All action, all the time seems to be the order of the day. Any sort of character development is tossed out the window in service of visceral thrills. I can respect the fact that Swedish directing duo Mårlind and Stein want to keep things lean and mean. It just feels like Awakening overdoes it on both counts. This is an exceedingly brisk film (not even 80 minutes sans credits) that ends up feeling incomplete rather than efficient. It earns its brevity by ignoring any aspect of the tale that doesn't somehow pit Selene against a room full of Lycans. This may come down to semantics but I believe it is the difference between having a singular purpose and having a one-track mind. The former suggests drive and focus while the latter is lacking in imagination. Can you guess which phrase applies to this film?

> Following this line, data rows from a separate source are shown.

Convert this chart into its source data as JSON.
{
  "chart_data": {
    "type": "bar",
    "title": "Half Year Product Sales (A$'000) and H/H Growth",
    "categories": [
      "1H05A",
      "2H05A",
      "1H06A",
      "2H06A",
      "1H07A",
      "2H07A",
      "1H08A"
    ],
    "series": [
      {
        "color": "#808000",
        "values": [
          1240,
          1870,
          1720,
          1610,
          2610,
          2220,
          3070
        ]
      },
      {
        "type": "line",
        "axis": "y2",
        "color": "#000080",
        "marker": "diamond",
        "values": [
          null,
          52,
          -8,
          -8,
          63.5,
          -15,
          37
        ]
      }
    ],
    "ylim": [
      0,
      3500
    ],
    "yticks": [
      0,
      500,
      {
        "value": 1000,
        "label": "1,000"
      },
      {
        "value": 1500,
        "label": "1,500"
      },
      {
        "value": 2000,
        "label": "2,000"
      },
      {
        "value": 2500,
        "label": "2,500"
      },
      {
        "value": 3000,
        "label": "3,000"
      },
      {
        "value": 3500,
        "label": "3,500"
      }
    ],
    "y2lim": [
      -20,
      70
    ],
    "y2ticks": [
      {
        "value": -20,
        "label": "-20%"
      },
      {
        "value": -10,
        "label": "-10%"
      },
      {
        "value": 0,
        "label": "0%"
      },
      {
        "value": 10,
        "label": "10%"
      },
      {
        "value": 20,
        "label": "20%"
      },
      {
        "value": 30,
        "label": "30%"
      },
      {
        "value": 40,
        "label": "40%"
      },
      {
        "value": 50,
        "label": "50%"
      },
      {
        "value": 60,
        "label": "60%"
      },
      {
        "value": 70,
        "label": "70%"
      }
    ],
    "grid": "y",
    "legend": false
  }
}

As for the meanness, let's cut right to the chase. This is the most brutal entry of the entire series. The carnage comes early and often starting with Selene's blood-soaked escape (scalpel to the skull, ouch!) continuing through a massacre in a vampire den followed by the gory climax that finally answers the question "how do you kill a Mega-Lycan the size of a motor home?" The answer surprisingly involves a touch more intelligence than I would have expected. The action sequences are all cleverly staged but lack an element of danger as Selene has turned into the Terminator. Even when she's being tossed around like a rag doll, we sit secure in the knowledge that none of her foes have what it takes to bring her down (sorry, Stephen Rea doesn't count). Since all this action comes at the cost of furthering the series mythology, there are times when Awakening doesn't even feel like an Underworld film.

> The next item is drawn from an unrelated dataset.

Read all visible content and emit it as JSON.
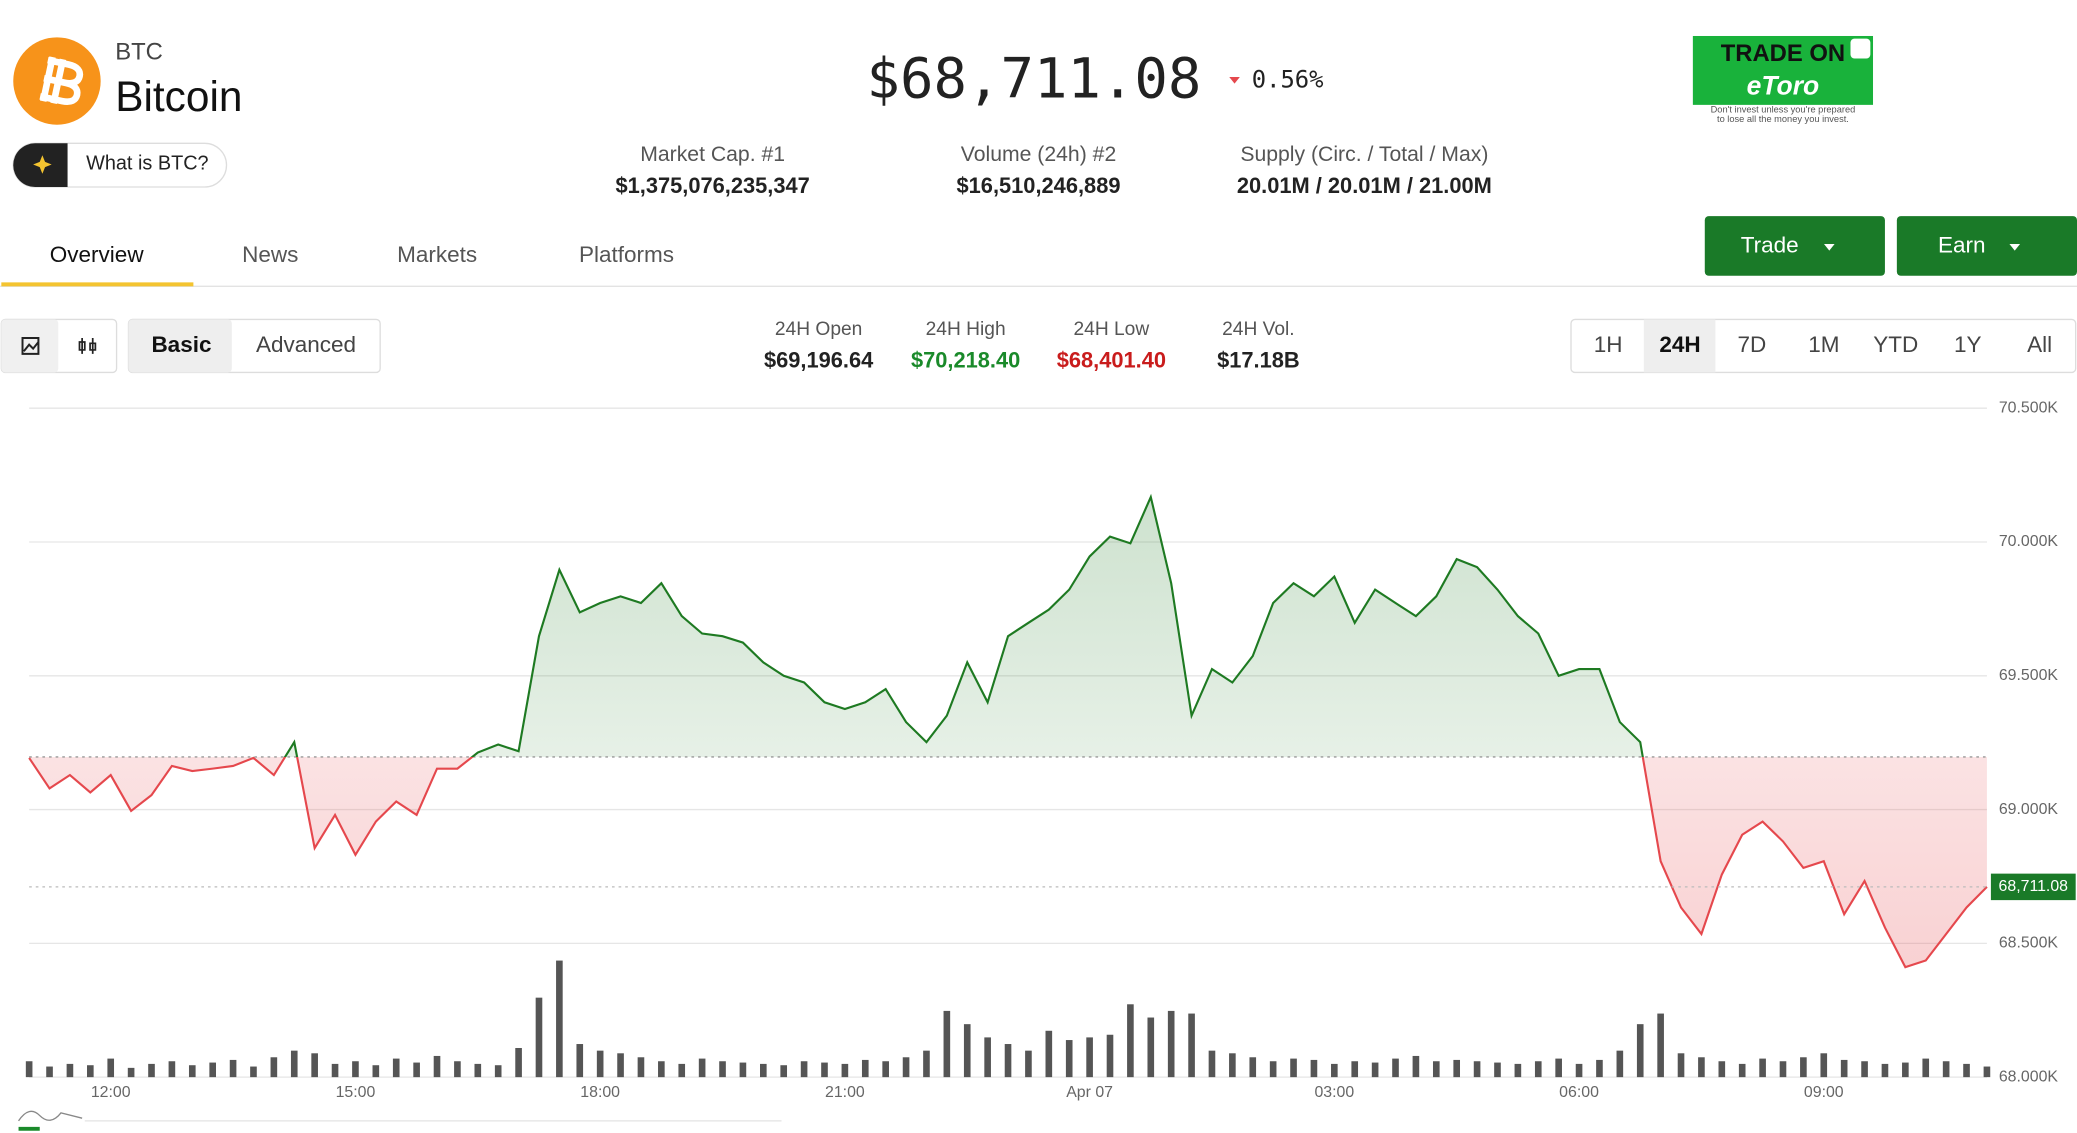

Don't let all my whining fool you. I did have flashes of fun with the film. It fulfills its function of being glossy action-packed eye candy. The cast is mostly game with Beckinsale and Eisley standing out. Michael Ealy and Theo James are tossed in to make up for the absence of Scott Speedman (don't be fooled by the stunt double with weird digital face replacement). The pace is unrelenting and each set-piece builds nicely until the mayhem of the finale. The problem is that despite all of its huffing and puffing, it just didn't blow me away.